What This Chapter Is About
The Ark is brought into the tent David has prepared for it and set in its place. David offers burnt offerings and peace offerings before God. He blesses the people in the name of the LORD and distributes food to every Israelite man and woman — a loaf of bread, a portion of meat, and a raisin cake. David then appoints Asaph and his kinsmen to serve before the Ark as ongoing ministers of praise. The chapter presents a composite psalm attributed to David (vv 8-36), woven from three canonical psalms: Psalm 105:1-15 (vv 8-22), Psalm 96:1-13 (vv 23-33), and portions of Psalm 106:1, 47-48 (vv 34-36).
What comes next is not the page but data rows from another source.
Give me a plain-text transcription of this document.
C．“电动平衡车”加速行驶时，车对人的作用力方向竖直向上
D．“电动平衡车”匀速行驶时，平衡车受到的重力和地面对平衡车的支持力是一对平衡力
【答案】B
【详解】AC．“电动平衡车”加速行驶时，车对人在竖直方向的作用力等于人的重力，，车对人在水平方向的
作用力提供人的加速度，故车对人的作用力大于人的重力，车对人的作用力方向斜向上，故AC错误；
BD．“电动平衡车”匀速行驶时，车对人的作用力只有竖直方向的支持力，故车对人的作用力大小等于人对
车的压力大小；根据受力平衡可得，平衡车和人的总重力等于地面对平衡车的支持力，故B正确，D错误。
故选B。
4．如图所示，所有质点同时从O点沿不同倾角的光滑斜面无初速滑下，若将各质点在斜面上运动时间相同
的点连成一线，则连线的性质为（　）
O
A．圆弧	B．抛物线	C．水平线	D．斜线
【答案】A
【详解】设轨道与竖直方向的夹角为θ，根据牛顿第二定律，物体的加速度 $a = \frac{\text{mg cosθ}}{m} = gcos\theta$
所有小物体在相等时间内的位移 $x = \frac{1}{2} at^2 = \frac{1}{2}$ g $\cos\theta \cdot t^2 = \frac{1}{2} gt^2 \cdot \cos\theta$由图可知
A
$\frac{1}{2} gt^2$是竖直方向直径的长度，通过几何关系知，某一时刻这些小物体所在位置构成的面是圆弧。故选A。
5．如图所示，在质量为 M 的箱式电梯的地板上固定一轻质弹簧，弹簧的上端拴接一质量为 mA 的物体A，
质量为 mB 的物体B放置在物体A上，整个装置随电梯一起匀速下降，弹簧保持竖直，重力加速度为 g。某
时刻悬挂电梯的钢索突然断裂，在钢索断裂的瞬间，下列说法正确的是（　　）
The psalm moves from calling the nations to praise, to recounting God's covenant with Abraham, Isaac, and Jacob, to declaring God's sovereignty over the gods of the nations, to celebrating creation's joy before the LORD who comes to judge the earth, and concludes with a prayer for God to gather and save Israel and a doxology of eternal praise. After the psalm, David assigns Asaph and his kinsmen to minister before the Ark continually. Obed-edom and sixty-eight kinsmen serve as gatekeepers. Zadok the priest and his fellow priests serve before the Tabernacle of the LORD at the high place in Gibeon, maintaining the burnt offering morning and evening according to the Torah. Heman, Jeduthun, and their associates provide music at Gibeon. The chapter closes with everyone going home, and David returning to bless his own household.
What Makes This Chapter Remarkable
This chapter establishes the dual worship system that will characterize David's reign: the Ark in Jerusalem under Asaph's musical ministry, and the Tabernacle at Gibeon under Zadok's priestly ministry. The two will not be reunited until Solomon builds the Temple. The composite psalm (vv 8-36) is the Chronicler's most significant liturgical contribution — it demonstrates that David's worship was not improvised but drew from the canonical psalm tradition. Whether David composed these psalms and they were later collected into the Psalter, or whether the Chronicler drew from existing psalms and attributed them to this occasion, the effect is the same: the Ark's installation in Jerusalem is accompanied by the finest liturgical poetry in Israel's tradition. The psalm's structure moves from particular to universal: it begins with God's specific covenant with the patriarchs (Psalm 105 material) and expands to God's sovereignty over all nations and all creation (Psalm 96 material). The final verse — 'Blessed be the LORD, the God of Israel, from everlasting to everlasting' — becomes the doxology that closes Book IV of the Psalter (Psalm 106:48).
Translation Friction
The composite psalm raises questions about chronology and authorship. If David composed these words on this occasion, how did they later become parts of three separate canonical psalms? If the Chronicler assembled existing psalms into a composite liturgy, the historical attribution is literary rather than literal. The textual variations between the Chronicles version and the Psalm versions are minor but real — small differences in wording, spelling, and phrasing that suggest transmission history rather than direct quotation. Verse 30 reads lifnav kol ha-arets ('before him, all the earth') where Psalm 96:9 reads lifnav kol ha-arets — identical in Hebrew but with different vowel pointing traditions. The phrase be-yom beyomo ('each day's portion in its day,' v37) for the ongoing service is ambiguous: does it refer to daily offerings, daily music, or both?
Connections
The psalm parallels are precise: vv 8-22 = Psalm 105:1-15 (God's covenant faithfulness to the patriarchs); vv 23-33 = Psalm 96:1-13 (God's kingship over the nations and creation); vv 34-36 = Psalm 106:1, 47-48 (doxology and prayer for deliverance). The dual worship sites — Ark in Jerusalem, Tabernacle at Gibeon — will be unified in 2 Chronicles 5:5 when Solomon brings the Tabernacle to the Temple. The food distribution (v3) parallels 2 Samuel 6:19 and anticipates the communal meals at Temple festivals. Asaph's appointment as chief musician (v5) establishes the Asaphite guild that will produce psalms and serve through the exile and return (Ezra 2:41, 3:10). The phrase le-olam chasdo ('his faithful love endures forever,' v34, 41) becomes the liturgical refrain that pervades the Psalter and will echo through Solomon's Temple dedication (2 Chronicles 7:3, 6).